A randomized controlled trial including 601 patients previously showed that the effectiveness of imiquimod and fluorouracil cream were not inferior to methyl aminolevulinate photodynamic therapy (MAL-PDT) in patients with superficial basal cell carcinoma after 1 year of follow-up. We now present the 3-year follow-up results. The probability of tumor-free survival at 3 years post-treatment was 58.0% for MAL-PDT (95% confidence interval [CI]= 47.8-66.9), 79.7% for imiquimod (95% CI= 71.6-85.7), and 68.2% for fluorouracil (95% CI= 58.1-76.3). The hazard ratio for treatment failure comparing imiquimod with MAL-PDT was 0.50 (95% CI= 0.33-0.76, P= 0.001).
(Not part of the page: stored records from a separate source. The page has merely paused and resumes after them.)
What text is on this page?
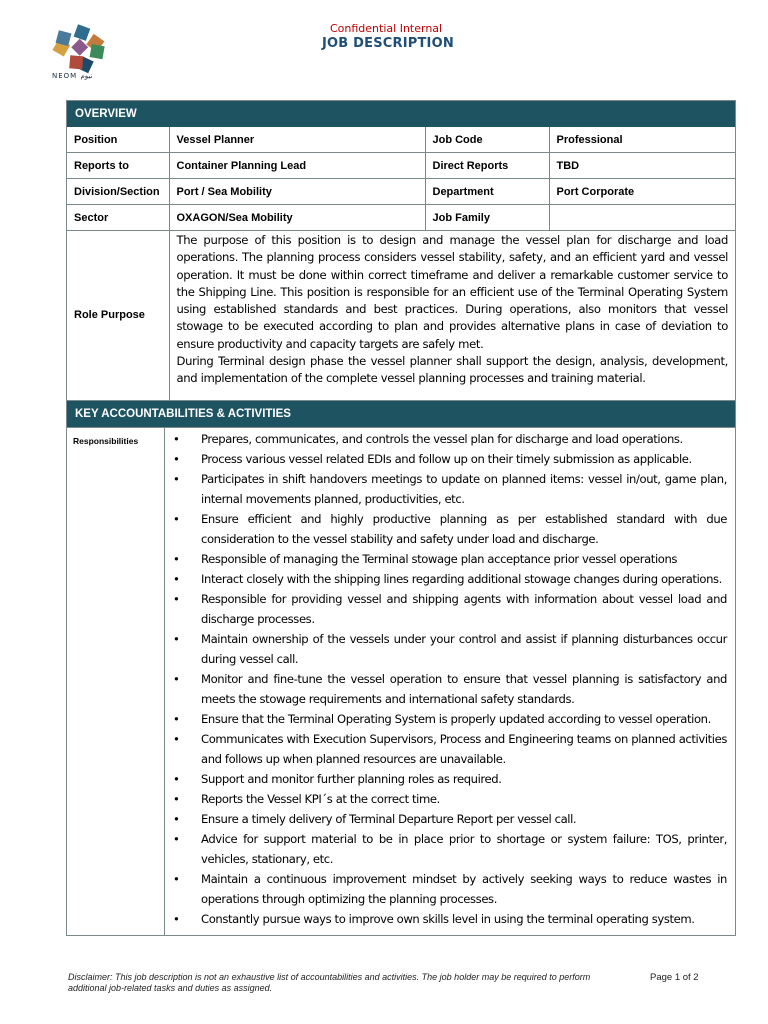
NEOM نيوم
Confidential Internal
JOB DESCRIPTION
OVERVIEW
Position	Vessel Planner	Job Code	Professional
Reports to	Container Planning Lead	Direct Reports	TBD
Division/Section	Port / Sea Mobility	Department	Port Corporate
Sector	OXAGON/Sea Mobility	Job Family	
Role Purpose	The purpose of this position is to design and manage the vessel plan for discharge and load operations. The planning process considers vessel stability, safety, and an efficient yard and vessel operation. It must be done within correct timeframe and deliver a remarkable customer service to the Shipping Line. This position is responsible for an efficient use of the Terminal Operating System using established standards and best practices. During operations, also monitors that vessel stowage to be executed according to plan and provides alternative plans in case of deviation to ensure productivity and capacity targets are safely met.

During Terminal design phase the vessel planner shall support the design, analysis, development, and implementation of the complete vessel planning processes and training material.		

KEY ACCOUNTABILITIES & ACTIVITIES
Responsibilities	• Prepares, communicates, and controls the vessel plan for discharge and load operations.
• Process various vessel related EDIs and follow up on their timely submission as applicable.
• Participates in shift handovers meetings to update on planned items: vessel in/out, game plan, internal movements planned, productivities, etc.
• Ensure efficient and highly productive planning as per established standard with due consideration to the vessel stability and safety under load and discharge.
• Responsible of managing the Terminal stowage plan acceptance prior vessel operations
• Interact closely with the shipping lines regarding additional stowage changes during operations.
• Responsible for providing vessel and shipping agents with information about vessel load and discharge processes.
• Maintain ownership of the vessels under your control and assist if planning disturbances occur during vessel call.
• Monitor and fine-tune the vessel operation to ensure that vessel planning is satisfactory and meets the stowage requirements and international safety standards.
• Ensure that the Terminal Operating System is properly updated according to vessel operation.
• Communicates with Execution Supervisors, Process and Engineering teams on planned activities and follows up when planned resources are unavailable.
• Support and monitor further planning roles as required.
• Reports the Vessel KPI´s at the correct time.
• Ensure a timely delivery of Terminal Departure Report per vessel call.
• Advice for support material to be in place prior to shortage or system failure: TOS, printer, vehicles, stationary, etc.
• Maintain a continuous improvement mindset by actively seeking ways to reduce wastes in operations through optimizing the planning processes.
• Constantly pursue ways to improve own skills level in using the terminal operating system.
Disclaimer: This job description is not an exhaustive list of accountabilities and activities. The job holder may be required to perform additional job-related tasks and duties as assigned.
Page 1 of 2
Comparison of fluorouracil with MAL-PDT and fluorouracil with imiquimod showed hazard ratios of 0.73 (95% CI= 0.51-1.05, P= 0.092) and 0.68 (95% CI= 0.44-1.06, P= 0.091), respectively. Subgroup analysis showed a higher probability of treatment success for imiquimod versus MAL-PDT in all subgroups with the exception of elderly patients with superficial basal cell carcinoma on the lower extremities. In this subgroup, the risk difference in tumor-free survival was 57.6% in favor of MAL-PDT. In conclusion, according to results at 3 years post-treatment, imiquimod is superior and fluorouracil not inferior to MAL-PDT in treatment of superficial basal cell carcinoma.